There is the cautionary tale of the Frenchman who, having spent a great deal of time and effort in perfecting the kind of accent he heard from his cousins in perfidious Albion, discovered he was confounded time and time again because it was assumed he also knew the cricket score, enjoyed roast beef and Yorkshire pudding, and was happy to talk about the weather all evening. Had he spoken with even a slight French accent he would have been spared this cultural torture. You have to ask yourself what drove him to do this. What is wrong with English spoken with a French accent? Personally I love the sound of Gallic-hued English and, as with any other accent, all I would ask is that it is intelligible.
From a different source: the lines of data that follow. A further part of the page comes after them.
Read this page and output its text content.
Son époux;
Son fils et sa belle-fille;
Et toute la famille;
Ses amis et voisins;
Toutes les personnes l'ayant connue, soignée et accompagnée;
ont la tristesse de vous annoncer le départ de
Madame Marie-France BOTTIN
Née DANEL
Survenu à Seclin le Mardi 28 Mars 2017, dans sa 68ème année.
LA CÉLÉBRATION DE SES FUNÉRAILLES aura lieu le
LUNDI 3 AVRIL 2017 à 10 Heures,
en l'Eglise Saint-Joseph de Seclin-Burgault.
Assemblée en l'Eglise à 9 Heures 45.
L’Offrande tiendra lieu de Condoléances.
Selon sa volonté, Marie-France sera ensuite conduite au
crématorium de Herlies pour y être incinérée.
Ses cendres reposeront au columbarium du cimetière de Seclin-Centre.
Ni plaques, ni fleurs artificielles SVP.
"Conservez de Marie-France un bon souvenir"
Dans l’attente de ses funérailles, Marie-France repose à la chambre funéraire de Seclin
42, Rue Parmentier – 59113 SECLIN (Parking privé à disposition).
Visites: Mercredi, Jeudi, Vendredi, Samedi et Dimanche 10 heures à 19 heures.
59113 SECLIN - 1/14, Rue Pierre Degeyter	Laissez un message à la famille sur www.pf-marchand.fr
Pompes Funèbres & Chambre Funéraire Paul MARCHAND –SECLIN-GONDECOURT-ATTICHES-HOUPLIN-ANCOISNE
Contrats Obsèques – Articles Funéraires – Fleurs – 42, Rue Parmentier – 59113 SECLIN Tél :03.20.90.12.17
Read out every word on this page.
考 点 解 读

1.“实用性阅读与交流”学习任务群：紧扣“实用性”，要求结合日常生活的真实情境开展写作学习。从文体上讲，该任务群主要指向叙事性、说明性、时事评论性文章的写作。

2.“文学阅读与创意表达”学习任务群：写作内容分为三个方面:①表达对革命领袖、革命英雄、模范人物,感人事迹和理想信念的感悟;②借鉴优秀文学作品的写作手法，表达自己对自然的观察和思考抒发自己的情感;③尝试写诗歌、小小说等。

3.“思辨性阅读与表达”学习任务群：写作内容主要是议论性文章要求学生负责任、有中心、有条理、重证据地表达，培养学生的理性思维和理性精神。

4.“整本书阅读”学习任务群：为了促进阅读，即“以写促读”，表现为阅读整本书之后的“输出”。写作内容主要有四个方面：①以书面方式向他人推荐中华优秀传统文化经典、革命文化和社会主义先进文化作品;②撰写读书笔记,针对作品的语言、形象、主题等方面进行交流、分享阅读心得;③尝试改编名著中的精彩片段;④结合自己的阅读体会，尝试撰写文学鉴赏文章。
This may require a little effort on the part of the listener (referring back to my bugbear) but that is a normal part of discourse. The listener, too, needs to become more culturally aware.
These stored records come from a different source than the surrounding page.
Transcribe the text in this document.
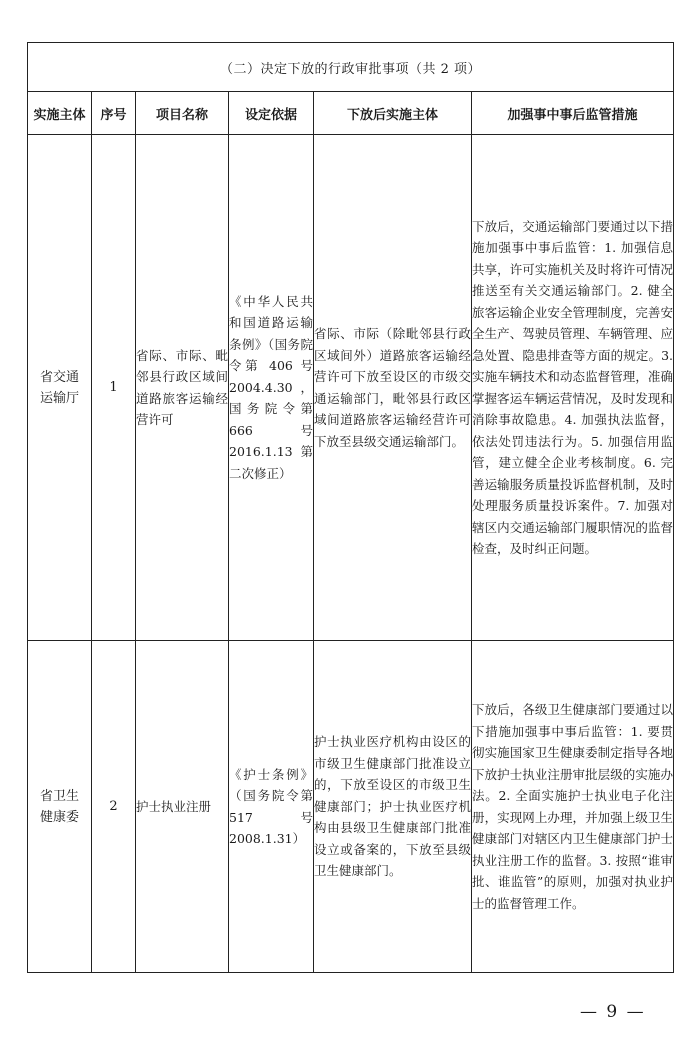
（二）决定下放的行政审批事项（共 2 项）					
实施主体	序号	项目名称	设定依据	下放后实施主体	加强事中事后监管措施

省交通
运输厅	1	省际、市际、毗邻县行政区域间道路旅客运输经营许可	《中华人民共和国道路运输条例》（国务院令第 406 号 2004.4.30，国务院令第 666 号 2016.1.13 第二次修正）	省际、市际（除毗邻县行政区域间外）道路旅客运输经营许可下放至设区的市级交通运输部门，毗邻县行政区域间道路旅客运输经营许可下放至县级交通运输部门。	下放后，交通运输部门要通过以下措施加强事中事后监管：1. 加强信息共享，许可实施机关及时将许可情况推送至有关交通运输部门。2. 健全旅客运输企业安全管理制度，完善安全生产、驾驶员管理、车辆管理、应急处置、隐患排查等方面的规定。3. 实施车辆技术和动态监督管理，准确掌握客运车辆运营情况，及时发现和消除事故隐患。4. 加强执法监督，依法处罚违法行为。5. 加强信用监管，建立健全企业考核制度。6. 完善运输服务质量投诉监督机制，及时处理服务质量投诉案件。7. 加强对辖区内交通运输部门履职情况的监督检查，及时纠正问题。

省卫生
健康委	2	护士执业注册	《护士条例》（国务院令第 517 号 2008.1.31）	护士执业医疗机构由设区的市级卫生健康部门批准设立的，下放至设区的市级卫生健康部门；护士执业医疗机构由县级卫生健康部门批准设立或备案的，下放至县级卫生健康部门。	下放后，各级卫生健康部门要通过以下措施加强事中事后监管：1. 要贯彻实施国家卫生健康委制定指导各地下放护士执业注册审批层级的实施办法。2. 全面实施护士执业电子化注册，实现网上办理，并加强上级卫生健康部门对辖区内卫生健康部门护士执业注册工作的监督。3. 按照“谁审批、谁监管”的原则，加强对执业护士的监督管理工作。
— 9 —
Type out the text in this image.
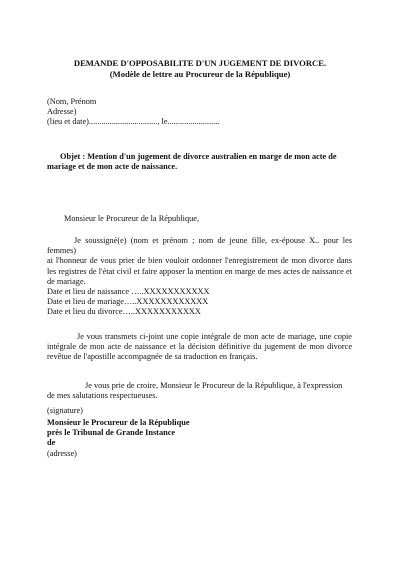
DEMANDE D'OPPOSABILITE D'UN JUGEMENT DE DIVORCE.
(Modèle de lettre au Procureur de la République)
(Nom, Prénom
Adresse)
(lieu et date)................................., le.........................
Objet : Mention d'un jugement de divorce australien en marge de mon acte de mariage et de mon acte de naissance.
Monsieur le Procureur de la République,
Je soussigné(e) (nom et prénom ; nom de jeune fille, ex-épouse X.. pour les femmes)
ai l'honneur de vous prier de bien vouloir ordonner l'enregistrement de mon divorce dans les registres de l'état civil et faire apposer la mention en marge de mes actes de naissance et de mariage.
Date et lieu de naissance …..XXXXXXXXXXX
Date et lieu de mariage…..XXXXXXXXXXXX
Date et lieu du divorce…..XXXXXXXXXXX
Je vous transmets ci-joint une copie intégrale de mon acte de mariage, une copie intégrale de mon acte de naissance et la décision définitive du jugement de mon divorce revêtue de l'apostille accompagnée de sa traduction en français.
Je vous prie de croire, Monsieur le Procureur de la République, à l'expression de mes salutations respectueuses.
(signature)
Monsieur le Procureur de la République
près le Tribunal de Grande Instance
de
(adresse)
This leads us directly to my final point: if a "native speaker accent" is demanded, then which one or ones of the many do we choose? Not only are there the broad categories of British, American, Australian and the other "native speaker" Englishes to deal with, but the divisions within each one are remarkable too. Why did our putative Frenchman choose the particular English accent that he did? There are over a dozen main groups of accent within England alone (let alone Scotland, Wales or Ireland) and each of those is divided into sub-classes of often very distinctive variants of their own, leading to dozens of accents to choose from. Some accents in England are not easily understood by inexperienced listeners from other parts of the country, with some seemingly unintelligible to others. I used to hate going to Newcastle, Glasgow and Belfast when I was giving training lectures to teachers there, not because I didn't like the places (far from it) but because I nearly always got embarrassed by not understanding some of the questions asked at the end of my talk.
On the other hand, the accent that many people regard as quintessentially English — known as Received Pronunciation, or RP English (as spoken by the Royal family, for example) — is in fact spoken by less than 5% of the population, so that can hardly be considered representative, even if many people still regard it as "proper" English. Actually, I could understand it if the English that was taught used some of the stronger, wilder accents, especially those which avoid the infamous "th" sounds, [ð] and [þ], and which substitute "t" or "d" or glottal stops instead (e.g. "Take t'kids wid ya'). Much easier to deal with. Of course, all that is just on one small island off the north coast of Europe; I haven't even thought about the challenges faced on the other side of the Atlantic.
Standardization in developing speaking skills is thus full of pitfalls and requires some serious rethinking of what people think sounds "right" and what sounds "wrong. " Even trying to talk about "standard" and "non-standard" English is a problem because what, after all, is standard? No wonder our teachers on the training course were having a hard time of it. However, what it does point a wobbly finger at, though, is that area of growing interest, the field of "Englishes," and the concept of a world English that is not American nor British nor any of the others. Ee by 'eck it fair makes me 'ead spin.